Pareto optimal proxy metrics
Alessandro Zito, Dylan Greaves, Jacopo Soriano, Lee Richardson
TL;DR
The paper addresses the practical problem of evaluating experimental impact when the north star metric is either insensitive or diverges in the short vs. long term. It introduces Pareto optimal proxy metrics, a multi-objective framework that jointly optimizes short-term sensitivity and alignment with long-term outcomes by learning a weighted linear combination of auxiliary metrics. The authors propose two simple yet effective algorithms to extract the Pareto front and demonstrate substantial gains: proxies that are up to roughly 8–10 times more sensitive while maintaining correct directional movement relative to the north star, validated on a large-scale industrial recommender system with holdout data. The work provides practical guidance for deploying proxy metrics, discusses broader benefits and limitations, and outlines future directions including causality considerations, sparsity, and non-linear proxy constructions for improved adaptability and robustness.
Abstract
North star metrics and online experimentation play a central role in how technology companies improve their products. In many practical settings, however, evaluating experiments based on the north star metric directly can be difficult. The two most significant issues are 1) low sensitivity of the north star metric and 2) differences between the short-term and long-term impact on the north star metric. A common solution is to rely on proxy metrics rather than the north star in experiment evaluation and launch decisions.

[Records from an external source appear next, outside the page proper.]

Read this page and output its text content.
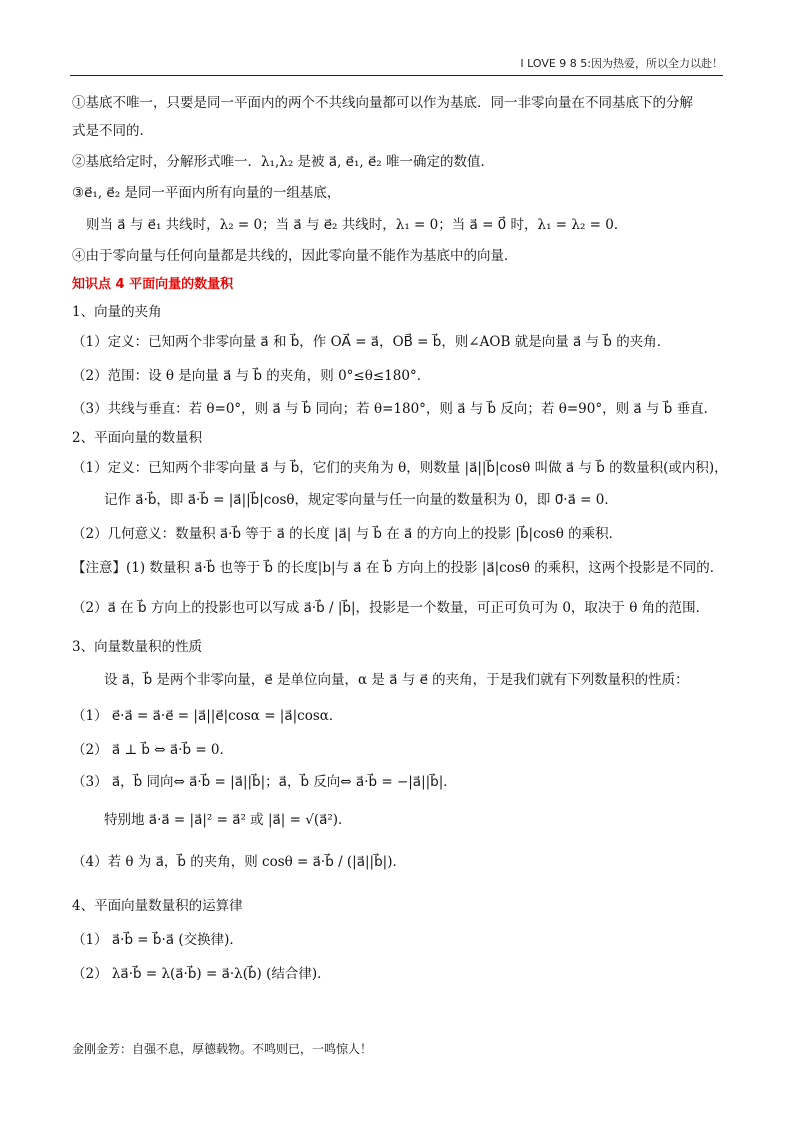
I LOVE 9 8 5:因为热爱，所以全力以赴！
①基底不唯一，只要是同一平面内的两个不共线向量都可以作为基底．同一非零向量在不同基底下的分解
式是不同的．
②基底给定时，分解形式唯一．λ₁,λ₂ 是被 a⃗, e⃗₁, e⃗₂ 唯一确定的数值．
③e⃗₁, e⃗₂ 是同一平面内所有向量的一组基底，
则当 a⃗ 与 e⃗₁ 共线时，λ₂ = 0；当 a⃗ 与 e⃗₂ 共线时，λ₁ = 0；当 a⃗ = 0⃗ 时，λ₁ = λ₂ = 0．
④由于零向量与任何向量都是共线的，因此零向量不能作为基底中的向量．
知识点 4 平面向量的数量积
1、向量的夹角
（1）定义：已知两个非零向量 a⃗ 和 b⃗，作 OA⃗ = a⃗，OB⃗ = b⃗，则∠AOB 就是向量 a⃗ 与 b⃗ 的夹角．
（2）范围：设 θ 是向量 a⃗ 与 b⃗ 的夹角，则 0°≤θ≤180°．
（3）共线与垂直：若 θ=0°，则 a⃗ 与 b⃗ 同向；若 θ=180°，则 a⃗ 与 b⃗ 反向；若 θ=90°，则 a⃗ 与 b⃗ 垂直．
2、平面向量的数量积
（1）定义：已知两个非零向量 a⃗ 与 b⃗，它们的夹角为 θ，则数量 |a⃗||b⃗|cosθ 叫做 a⃗ 与 b⃗ 的数量积(或内积)，
记作 a⃗·b⃗，即 a⃗·b⃗ = |a⃗||b⃗|cosθ，规定零向量与任一向量的数量积为 0，即 0⃗·a⃗ = 0．
（2）几何意义：数量积 a⃗·b⃗ 等于 a⃗ 的长度 |a⃗| 与 b⃗ 在 a⃗ 的方向上的投影 |b⃗|cosθ 的乘积．
【注意】(1) 数量积 a⃗·b⃗ 也等于 b⃗ 的长度|b|与 a⃗ 在 b⃗ 方向上的投影 |a⃗|cosθ 的乘积，这两个投影是不同的．
（2）a⃗ 在 b⃗ 方向上的投影也可以写成 a⃗·b⃗ / |b⃗|，投影是一个数量，可正可负可为 0，取决于 θ 角的范围．
3、向量数量积的性质
设 a⃗，b⃗ 是两个非零向量，e⃗ 是单位向量，α 是 a⃗ 与 e⃗ 的夹角，于是我们就有下列数量积的性质：
（1） e⃗·a⃗ = a⃗·e⃗ = |a⃗||e⃗|cosα = |a⃗|cosα．
（2） a⃗ ⊥ b⃗ ⇔ a⃗·b⃗ = 0．
（3） a⃗，b⃗ 同向⇔ a⃗·b⃗ = |a⃗||b⃗|；a⃗，b⃗ 反向⇔ a⃗·b⃗ = −|a⃗||b⃗|．
特别地 a⃗·a⃗ = |a⃗|² = a⃗² 或 |a⃗| = √(a⃗²)．
（4）若 θ 为 a⃗，b⃗ 的夹角，则 cosθ = a⃗·b⃗ / (|a⃗||b⃗|)．
4、平面向量数量积的运算律
（1） a⃗·b⃗ = b⃗·a⃗ (交换律)．
（2） λa⃗·b⃗ = λ(a⃗·b⃗) = a⃗·λ(b⃗) (结合律)．
金刚金芳：自强不息，厚德载物。不鸣则已，一鸣惊人！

Existing literature on proxy metrics concentrates mainly on the estimation of the long-term impact from short-term experimental data. In this paper, instead, we focus on the trade-off between the estimation of the long-term impact and the sensitivity in the short term. In particular, we propose the Pareto optimal proxy metrics method, which simultaneously optimizes prediction accuracy and sensitivity. In addition, we give an efficient multi-objective optimization algorithm that outperforms standard methods. We applied our methodology to experiments from a large industrial recommendation system, and found proxy metrics that are eight times more sensitive than the north star and consistently moved in the same direction, increasing the velocity and the quality of the decisions to launch new features.